Output-Optimal Algorithms for Join-Aggregate Queries

The classic Yannakakis framework proposed in 1981 is still the state-of-the-art approach for tackling acyclic join-aggregate queries defined over commutative semi-rings. It has been shown that the time complexity of the Yannakakis framework is $O(N + \OUT)$ for any free-connex join-aggregate query, where $N$ is the input size of database and $\OUT$ is the output size of the query result. This is already output-optimal. However, only a general upper bound $O(N \cdot \OUT)$ on the time complexity of the Yannakakis framework is known for the remaining class of acyclic but non-free-connex queries. We first show a lower bound $\Omega\left(N \cdot \OUT^{1- \frac{1}{\outw}} + \OUT\right)$ for computing an acyclic join-aggregate query by {\em semi-ring algorithms}, where $\outw$ is identified as the {\em out-width} of the input query, $N$ is the input size of the database, and $\OUT$ is the output size of the query result. For example, $\outw =2$ for the chain matrix multiplication query, and $\outw=k$ for the star matrix multiplication query with $k$ relations. We give a tighter analysis of the Yannakakis framework and show that Yannakakis framework is already output-optimal on the class of {\em aggregate-hierarchical} queries. However, for the large remaining class of non-aggregate-hierarchical queries, such as chain matrix multiplication query, Yannakakis framework indeed requires $\Theta(N \cdot \OUT)$ time. We next explore a hybrid version of the Yannakakis framework and present an output-optimal algorithm for computing any general acyclic join-aggregate query within $\O\left(N\cdot \OUT^{1-\frac{1}{\outw}} + \OUT\right)$ time, matching the out-width-dependent lower bound up to a poly-logarithmic factor. To the best of our knowledge, this is the first polynomial improvement for computing acyclic join-aggregate queries since 1981.
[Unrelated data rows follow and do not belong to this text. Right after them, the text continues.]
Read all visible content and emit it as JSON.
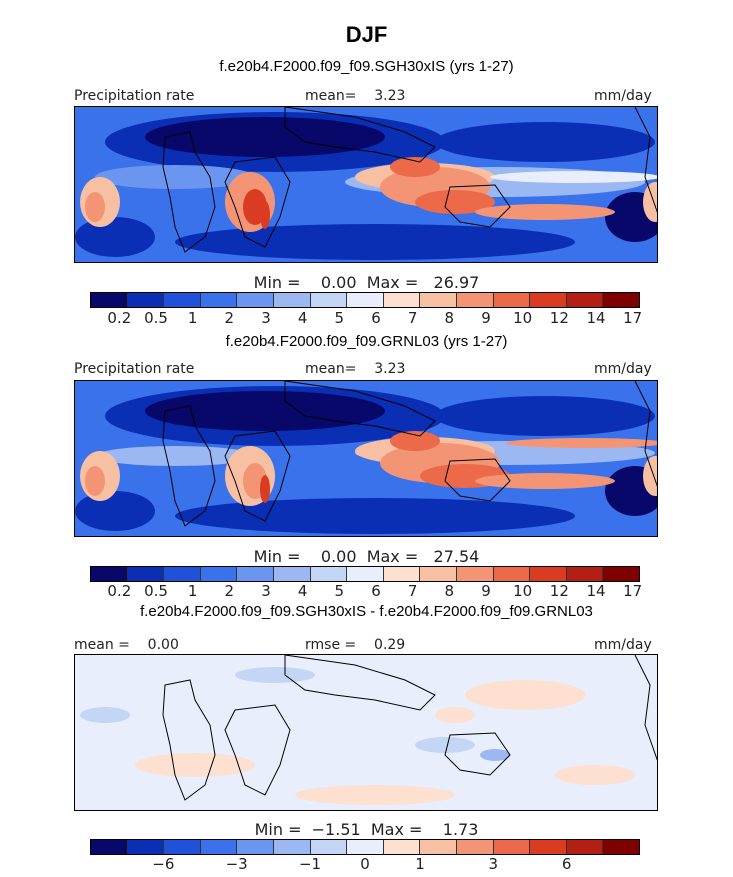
{
  "page_title": "DJF",
  "panels": [
    {
      "title": "f.e20b4.F2000.f09_f09.SGH30xIS (yrs 1-27)",
      "left_label": "Precipitation rate",
      "center_label": "mean=    3.23",
      "right_label": "mm/day",
      "minmax": "Min =    0.00  Max =   26.97"
    },
    {
      "title": "f.e20b4.F2000.f09_f09.GRNL03 (yrs 1-27)",
      "left_label": "Precipitation rate",
      "center_label": "mean=    3.23",
      "right_label": "mm/day",
      "minmax": "Min =    0.00  Max =   27.54"
    },
    {
      "title": "f.e20b4.F2000.f09_f09.SGH30xIS - f.e20b4.F2000.f09_f09.GRNL03",
      "left_label": "mean =    0.00",
      "center_label": "rmse =    0.29",
      "right_label": "mm/day",
      "minmax": "Min =  −1.51  Max =    1.73"
    }
  ],
  "chart_data": [
    {
      "type": "heatmap",
      "title": "f.e20b4.F2000.f09_f09.SGH30xIS (yrs 1-27)",
      "variable": "Precipitation rate",
      "units": "mm/day",
      "mean": 3.23,
      "min": 0.0,
      "max": 26.97,
      "colorbar_ticks": [
        "0.2",
        "0.5",
        "1",
        "2",
        "3",
        "4",
        "5",
        "6",
        "7",
        "8",
        "9",
        "10",
        "12",
        "14",
        "17"
      ]
    },
    {
      "type": "heatmap",
      "title": "f.e20b4.F2000.f09_f09.GRNL03 (yrs 1-27)",
      "variable": "Precipitation rate",
      "units": "mm/day",
      "mean": 3.23,
      "min": 0.0,
      "max": 27.54,
      "colorbar_ticks": [
        "0.2",
        "0.5",
        "1",
        "2",
        "3",
        "4",
        "5",
        "6",
        "7",
        "8",
        "9",
        "10",
        "12",
        "14",
        "17"
      ]
    },
    {
      "type": "heatmap",
      "title": "f.e20b4.F2000.f09_f09.SGH30xIS - f.e20b4.F2000.f09_f09.GRNL03",
      "units": "mm/day",
      "mean": 0.0,
      "rmse": 0.29,
      "min": -1.51,
      "max": 1.73,
      "colorbar_ticks": [
        "−6",
        "−3",
        "−1",
        "0",
        "1",
        "3",
        "6"
      ]
    }
  ],
  "colors": {
    "colorbar": [
      "#08086b",
      "#0a2fb5",
      "#1f52d8",
      "#3a72ec",
      "#6b96ef",
      "#9bb8f2",
      "#c4d6f5",
      "#e8eefb",
      "#fde0cf",
      "#f8c0a3",
      "#f39575",
      "#ec6a49",
      "#da3c22",
      "#b31f12",
      "#7f0000"
    ]
  }
}
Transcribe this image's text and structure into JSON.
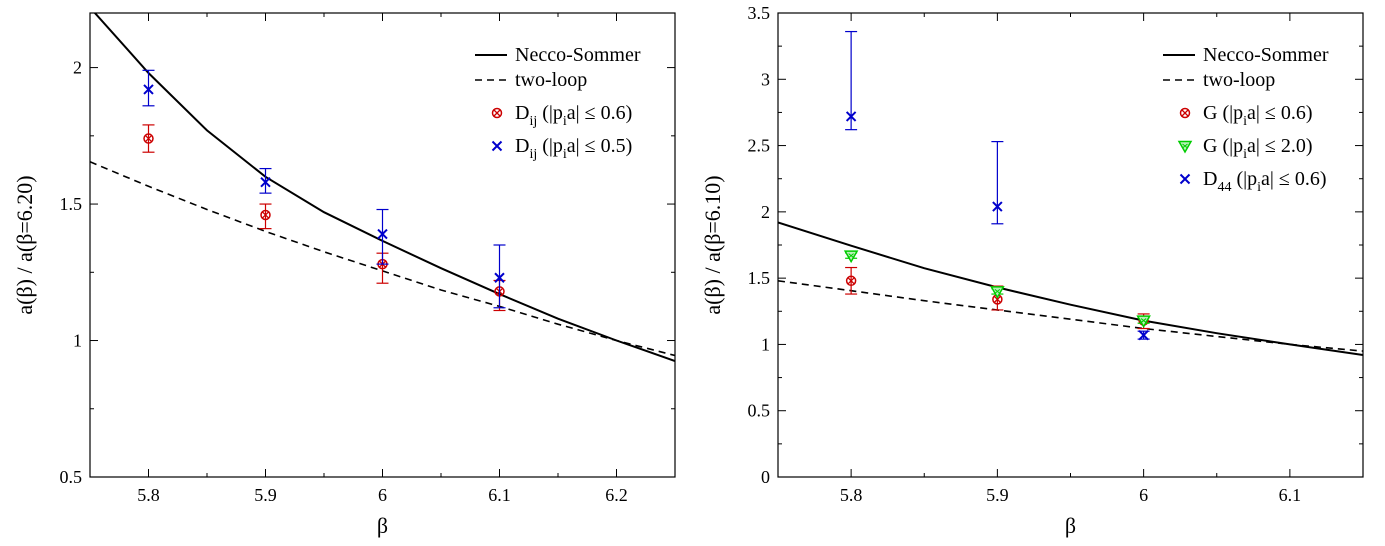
{
  "chart_data": [
    {
      "type": "scatter",
      "xlabel": "β",
      "ylabel": "a(β) / a(β=6.20)",
      "xlim": [
        5.75,
        6.25
      ],
      "ylim": [
        0.5,
        2.2
      ],
      "xticks": [
        5.8,
        5.9,
        6.0,
        6.1,
        6.2
      ],
      "xtick_labels": [
        "5.8",
        "5.9",
        "6",
        "6.1",
        "6.2"
      ],
      "yticks": [
        0.5,
        1.0,
        1.5,
        2.0
      ],
      "ytick_labels": [
        "0.5",
        "1",
        "1.5",
        "2"
      ],
      "legend_position": "top-right",
      "lines": [
        {
          "name": "Necco-Sommer",
          "style": "solid",
          "x": [
            5.75,
            5.8,
            5.85,
            5.9,
            5.95,
            6.0,
            6.05,
            6.1,
            6.15,
            6.2,
            6.25
          ],
          "y": [
            2.22,
            1.98,
            1.77,
            1.6,
            1.47,
            1.365,
            1.265,
            1.17,
            1.08,
            1.0,
            0.925
          ]
        },
        {
          "name": "two-loop",
          "style": "dashed",
          "x": [
            5.75,
            5.8,
            5.85,
            5.9,
            5.95,
            6.0,
            6.05,
            6.1,
            6.15,
            6.2,
            6.25
          ],
          "y": [
            1.655,
            1.565,
            1.48,
            1.4,
            1.325,
            1.255,
            1.185,
            1.125,
            1.06,
            1.0,
            0.945
          ]
        }
      ],
      "series": [
        {
          "name": "D",
          "sub": "ij",
          "range": " (|p",
          "range_sub": "i",
          "range_tail": "a| ≤ 0.6)",
          "marker": "circle-x",
          "color": "#cc0000",
          "x": [
            5.8,
            5.9,
            6.0,
            6.1
          ],
          "y": [
            1.74,
            1.46,
            1.28,
            1.18
          ],
          "yerr_low": [
            0.05,
            0.05,
            0.07,
            0.07
          ],
          "yerr_high": [
            0.05,
            0.04,
            0.04,
            0.04
          ]
        },
        {
          "name": "D",
          "sub": "ij",
          "range": " (|p",
          "range_sub": "i",
          "range_tail": "a| ≤ 0.5)",
          "marker": "x",
          "color": "#0000cc",
          "x": [
            5.8,
            5.9,
            6.0,
            6.1
          ],
          "y": [
            1.92,
            1.58,
            1.39,
            1.23
          ],
          "yerr_low": [
            0.06,
            0.04,
            0.11,
            0.11
          ],
          "yerr_high": [
            0.07,
            0.05,
            0.09,
            0.12
          ]
        }
      ]
    },
    {
      "type": "scatter",
      "xlabel": "β",
      "ylabel": "a(β) / a(β=6.10)",
      "xlim": [
        5.75,
        6.15
      ],
      "ylim": [
        0,
        3.5
      ],
      "xticks": [
        5.8,
        5.9,
        6.0,
        6.1
      ],
      "xtick_labels": [
        "5.8",
        "5.9",
        "6",
        "6.1"
      ],
      "yticks": [
        0,
        0.5,
        1.0,
        1.5,
        2.0,
        2.5,
        3.0,
        3.5
      ],
      "ytick_labels": [
        "0",
        "0.5",
        "1",
        "1.5",
        "2",
        "2.5",
        "3",
        "3.5"
      ],
      "legend_position": "top-right",
      "lines": [
        {
          "name": "Necco-Sommer",
          "style": "solid",
          "x": [
            5.75,
            5.8,
            5.85,
            5.9,
            5.95,
            6.0,
            6.05,
            6.1,
            6.15
          ],
          "y": [
            1.92,
            1.745,
            1.575,
            1.43,
            1.3,
            1.18,
            1.085,
            1.0,
            0.92
          ]
        },
        {
          "name": "two-loop",
          "style": "dashed",
          "x": [
            5.75,
            5.8,
            5.85,
            5.9,
            5.95,
            6.0,
            6.05,
            6.1,
            6.15
          ],
          "y": [
            1.48,
            1.405,
            1.33,
            1.26,
            1.19,
            1.12,
            1.06,
            1.0,
            0.95
          ]
        }
      ],
      "series": [
        {
          "name": "G",
          "sub": "",
          "range": " (|p",
          "range_sub": "i",
          "range_tail": "a| ≤ 0.6)",
          "marker": "circle-x",
          "color": "#cc0000",
          "x": [
            5.8,
            5.9,
            6.0
          ],
          "y": [
            1.48,
            1.34,
            1.18
          ],
          "yerr_low": [
            0.1,
            0.08,
            0.06
          ],
          "yerr_high": [
            0.1,
            0.1,
            0.05
          ]
        },
        {
          "name": "G",
          "sub": "",
          "range": " (|p",
          "range_sub": "i",
          "range_tail": "a| ≤ 2.0)",
          "marker": "triangle-down",
          "color": "#00cc00",
          "x": [
            5.8,
            5.9,
            6.0
          ],
          "y": [
            1.67,
            1.4,
            1.18
          ],
          "yerr_low": [
            0.02,
            0.02,
            0.02
          ],
          "yerr_high": [
            0.02,
            0.02,
            0.02
          ]
        },
        {
          "name": "D",
          "sub": "44",
          "range": " (|p",
          "range_sub": "i",
          "range_tail": "a| ≤ 0.6)",
          "marker": "x",
          "color": "#0000cc",
          "x": [
            5.8,
            5.9,
            6.0
          ],
          "y": [
            2.72,
            2.04,
            1.07
          ],
          "yerr_low": [
            0.1,
            0.13,
            0.03
          ],
          "yerr_high": [
            0.64,
            0.49,
            0.03
          ]
        }
      ]
    }
  ]
}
翻译：1981年提出的经典Yannakakis框架至今仍是处理定义在交换半环上的无环连接-聚合查询的最先进方法。研究表明，对于任意自由连接（free-connex）的连接-聚合查询，Yannakakis框架的时间复杂度为$O(N + \OUT)$，其中$N$是数据库的输入规模，$\OUT$是查询结果的输出规模。该复杂度已达到输出最优。然而，对于剩余的无环但非自由连接的查询类别，目前仅知Yannakakis框架的时间复杂度存在通用上界$O(N \cdot \OUT)$。我们首先证明了通过{\em 半环算法}计算无环连接-聚合查询的下界为$\Omega\left(N \cdot \OUT^{1- \frac{1}{\outw}} + \OUT\right)$，其中$\outw$被定义为输入查询的{\em 输出宽度}，$N$是数据库的输入规模，$\OUT$是查询结果的输出规模。例如，链式矩阵乘法查询的$\outw =2$，而涉及$k$个关系的星型矩阵乘法查询的$\outw=k$。我们对Yannakakis框架进行了更精细的分析，证明该框架在{\em 聚合层次化}查询类别上已达到输出最优。然而，对于剩余的大量非聚合层次化查询（如链式矩阵乘法查询），Yannakakis框架确实需要$\Theta(N \cdot \OUT)$的时间复杂度。随后，我们探索了Yannakakis框架的混合版本，提出了输出最优的通用算法，可在$\O\left(N\cdot \OUT^{1-\frac{1}{\outw}} + \OUT\right)$时间内计算任意无环连接-聚合查询，该结果与输出宽度相关的下界仅相差多对数因子。据我们所知，这是自1981年以来在无环连接-聚合查询计算领域的首次多项式级改进。